Past Horoscopes
November 17, 2009
Aries Sometimes in life, you just need to stop whatever you're doing and take a step back. Actually, maybe it's two steps back. Yeah, that's good. Keep going. The stars will let you know when you're far enough.
November 10, 2009
Taurus As you'll soon learn, there are scandals and then there are Scandals—depending on whether or not the word starts at the beginning of a sentence.
November 3, 2009
Gemini You'll once again fall for the oldest trick in the book this week, moments after picking up a copy of the King James Bible.
October 27, 2009
Cancer A number of amazing breakthroughs will be made this week in the field of electroshock therapy, though researchers will be laughing way too hard to officially announce them.
October 20, 2009
Leo You've never been able to bear the sight of blood. Luckily for you, concentrated arrangements of sulfuric acid will liquefy your retinas long before the radial arm saw starts in.
October 13, 2009
Virgo The broken ribs, fractured skull, and dislocated shoulder won't hurt at all, mostly because you'll suffer them after being dropped by drunken pallbearers.
October 6, 2009
Libra They say that behind every successful man is a woman, but all you really see is a dozen or so monkeys, three spotlights, and a playbill for Arthur Miller's The Crucible.
September 22, 2009
Scorpio Scorpio is the most generous, magnanimous, and noble of all the Zodiacal signs, but that's still no reason for the board to grant you parole.
September 15, 2009
Sagittarius Your face will make headlines nationwide. Unfortunately, the headlines will read, "Get A Load Of This Poor Bastard's Ugly Face."

Aries Mar 21 - Apr 19
You will be forced to admit that being up to your neck in pussy is not as sexy as it sounded.

Taurus Apr 20 - May 20
The stars indicate that more Zodiac signs choose Jif than any other leading brand of peanut butter.

Gemini May 21 - Jun 21
A team of FDA physicians and researchers will soon come out with a 45-page, item-by-item recall of everything you've eaten in the past six months.

Cancer Jun 22 - Jul 22
Your love life will take a turn for the better when you begin to incorporate lessons gleaned from Clausewitz's On War.

Leo Jul 23 - Aug 22
Your love for the classic American folk song "Goodnight Irene" will soon have the media referring to you as the Goodnight Irene Slasher.

Virgo Aug 23 - Sep 22
Just because the ambulances go by at high speeds does not mean they want to race you.

Libra Sep 23 - Oct 23
Your life will continue its pattern of long stretches of boredom punctuated by intense moments of wondering what exactly nougat is.

Scorpio Oct 24 - Nov 21
Your office romance begins to go awry when your coworkers realize that it's more of an office-furniture romance.
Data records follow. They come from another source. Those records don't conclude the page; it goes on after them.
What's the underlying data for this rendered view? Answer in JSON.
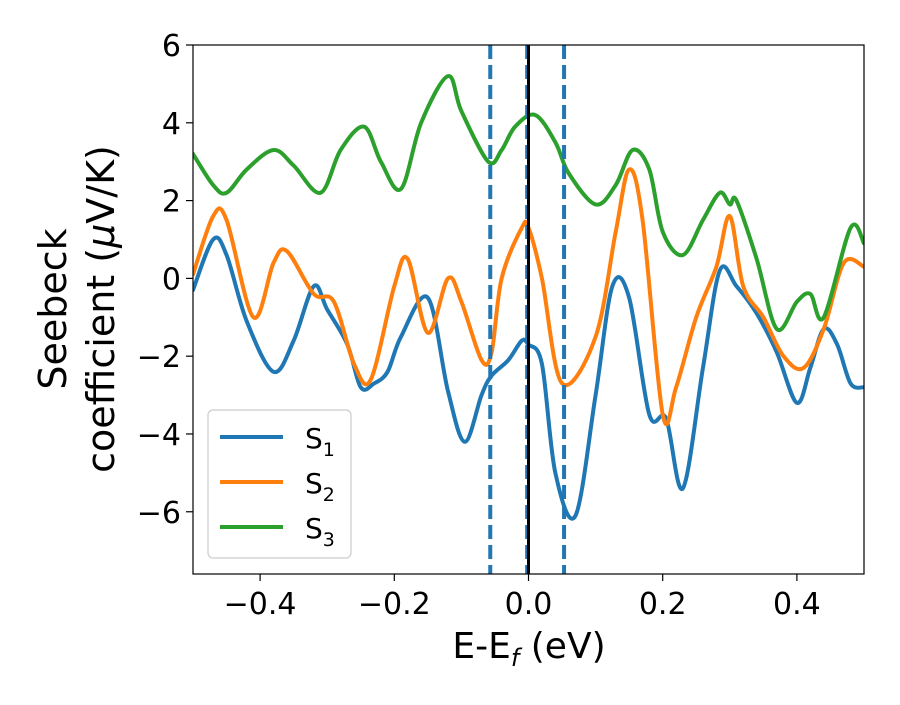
{
  "chart_data": {
    "type": "line",
    "xlabel_main": "E-E",
    "xlabel_sub": "f",
    "xlabel_unit": " (eV)",
    "ylabel_line1": "Seebeck",
    "ylabel_line2": "coefficient  (",
    "ylabel_mu": "μ",
    "ylabel_unit": "V/K)",
    "xlim": [
      -0.5,
      0.5
    ],
    "ylim": [
      -7.6,
      6.0
    ],
    "xticks": [
      -0.4,
      -0.2,
      0.0,
      0.2,
      0.4
    ],
    "xtick_labels": [
      "−0.4",
      "−0.2",
      "0.0",
      "0.2",
      "0.4"
    ],
    "yticks": [
      -6,
      -4,
      -2,
      0,
      2,
      4,
      6
    ],
    "ytick_labels": [
      "−6",
      "−4",
      "−2",
      "0",
      "2",
      "4",
      "6"
    ],
    "grid": false,
    "legend_position": "lower-left",
    "vlines": [
      {
        "x": -0.057,
        "style": "dashed",
        "color": "#1f77b4"
      },
      {
        "x": -0.002,
        "style": "dashed",
        "color": "#1f77b4"
      },
      {
        "x": 0.053,
        "style": "dashed",
        "color": "#1f77b4"
      },
      {
        "x": 0.0,
        "style": "solid",
        "color": "#000000"
      }
    ],
    "series": [
      {
        "name": "S",
        "sub": "1",
        "color": "#1f77b4",
        "x": [
          -0.5,
          -0.47,
          -0.45,
          -0.42,
          -0.38,
          -0.35,
          -0.32,
          -0.3,
          -0.27,
          -0.25,
          -0.23,
          -0.21,
          -0.19,
          -0.15,
          -0.12,
          -0.095,
          -0.07,
          -0.055,
          -0.03,
          -0.01,
          0.0,
          0.02,
          0.04,
          0.07,
          0.1,
          0.125,
          0.15,
          0.18,
          0.205,
          0.23,
          0.26,
          0.285,
          0.31,
          0.34,
          0.37,
          0.4,
          0.42,
          0.44,
          0.46,
          0.48,
          0.5
        ],
        "y": [
          -0.3,
          1.0,
          0.6,
          -1.1,
          -2.4,
          -1.6,
          -0.2,
          -0.8,
          -1.7,
          -2.8,
          -2.7,
          -2.4,
          -1.5,
          -0.5,
          -2.9,
          -4.2,
          -3.0,
          -2.5,
          -2.1,
          -1.6,
          -1.7,
          -2.2,
          -5.0,
          -6.1,
          -3.0,
          -0.2,
          -0.5,
          -3.5,
          -3.6,
          -5.4,
          -2.3,
          0.2,
          -0.2,
          -0.9,
          -1.9,
          -3.2,
          -2.3,
          -1.3,
          -1.7,
          -2.7,
          -2.8
        ]
      },
      {
        "name": "S",
        "sub": "2",
        "color": "#ff7f0e",
        "x": [
          -0.5,
          -0.47,
          -0.45,
          -0.41,
          -0.38,
          -0.36,
          -0.32,
          -0.29,
          -0.26,
          -0.235,
          -0.2,
          -0.18,
          -0.15,
          -0.12,
          -0.1,
          -0.07,
          -0.055,
          -0.04,
          -0.01,
          0.0,
          0.02,
          0.05,
          0.1,
          0.13,
          0.15,
          0.17,
          0.2,
          0.22,
          0.25,
          0.28,
          0.3,
          0.32,
          0.35,
          0.38,
          0.41,
          0.44,
          0.47,
          0.5
        ],
        "y": [
          0.1,
          1.6,
          1.5,
          -1.0,
          0.4,
          0.7,
          -0.4,
          -0.6,
          -2.2,
          -2.6,
          -0.2,
          0.5,
          -1.4,
          0.0,
          -0.6,
          -2.1,
          -1.9,
          0.0,
          1.3,
          1.3,
          0.0,
          -2.7,
          -1.5,
          1.2,
          2.8,
          1.5,
          -3.5,
          -2.8,
          -1.0,
          0.3,
          1.6,
          -0.2,
          -1.0,
          -2.0,
          -2.3,
          -1.3,
          0.4,
          0.3
        ]
      },
      {
        "name": "S",
        "sub": "3",
        "color": "#2ca02c",
        "x": [
          -0.5,
          -0.47,
          -0.45,
          -0.42,
          -0.38,
          -0.35,
          -0.31,
          -0.28,
          -0.245,
          -0.22,
          -0.19,
          -0.16,
          -0.12,
          -0.1,
          -0.06,
          -0.04,
          -0.02,
          0.01,
          0.04,
          0.06,
          0.1,
          0.13,
          0.155,
          0.18,
          0.2,
          0.23,
          0.26,
          0.285,
          0.3,
          0.31,
          0.34,
          0.37,
          0.4,
          0.42,
          0.44,
          0.48,
          0.5
        ],
        "y": [
          3.2,
          2.4,
          2.2,
          2.8,
          3.3,
          2.9,
          2.2,
          3.3,
          3.9,
          3.0,
          2.3,
          4.0,
          5.2,
          4.3,
          3.0,
          3.3,
          3.9,
          4.2,
          3.5,
          2.7,
          1.9,
          2.4,
          3.3,
          2.8,
          1.2,
          0.6,
          1.5,
          2.2,
          1.9,
          2.0,
          0.5,
          -1.3,
          -0.6,
          -0.4,
          -1.0,
          1.3,
          0.9
        ]
      }
    ]
  }
}
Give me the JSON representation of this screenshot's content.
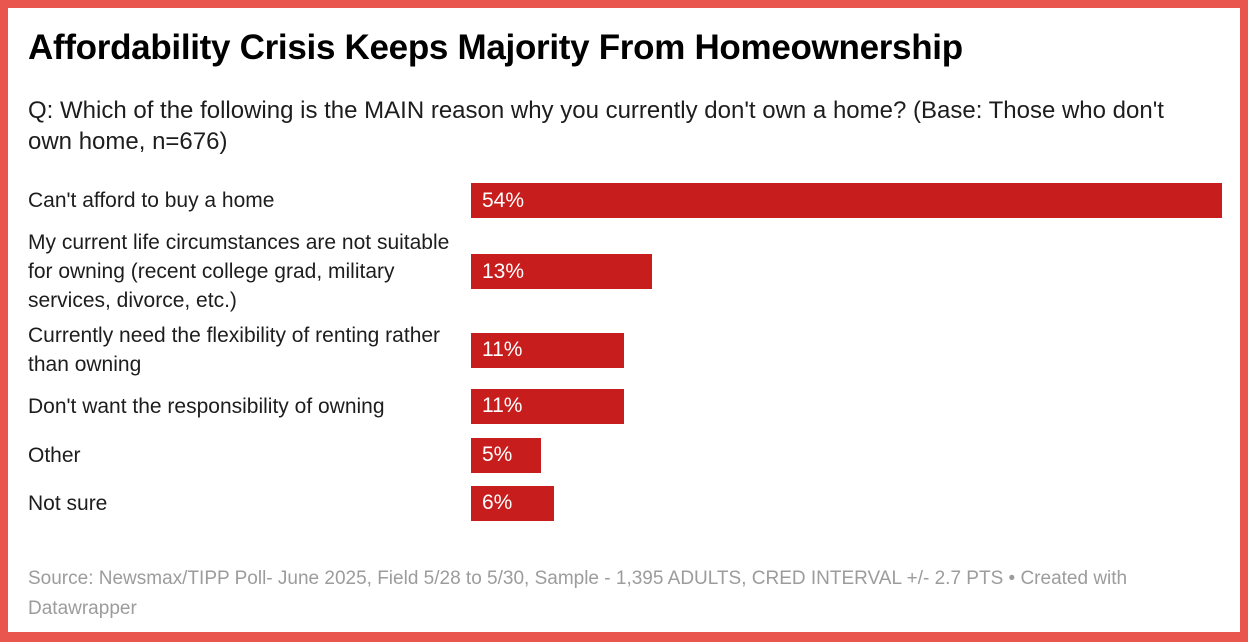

Sagittarius Nov 22 - Dec 21
Your date will somehow fail to be pacified when told that your tail is not, in fact, prehensile.

Capricorn Dec 22 - Jan 19
You will free up several hours in your week when you realize that there is no need for you to hold daily eating practice.

Aquarius Jan 20 - Feb 18
Saul Bellow has called modern life "an unbearable state of distraction," but you seem to enjoy it well enough.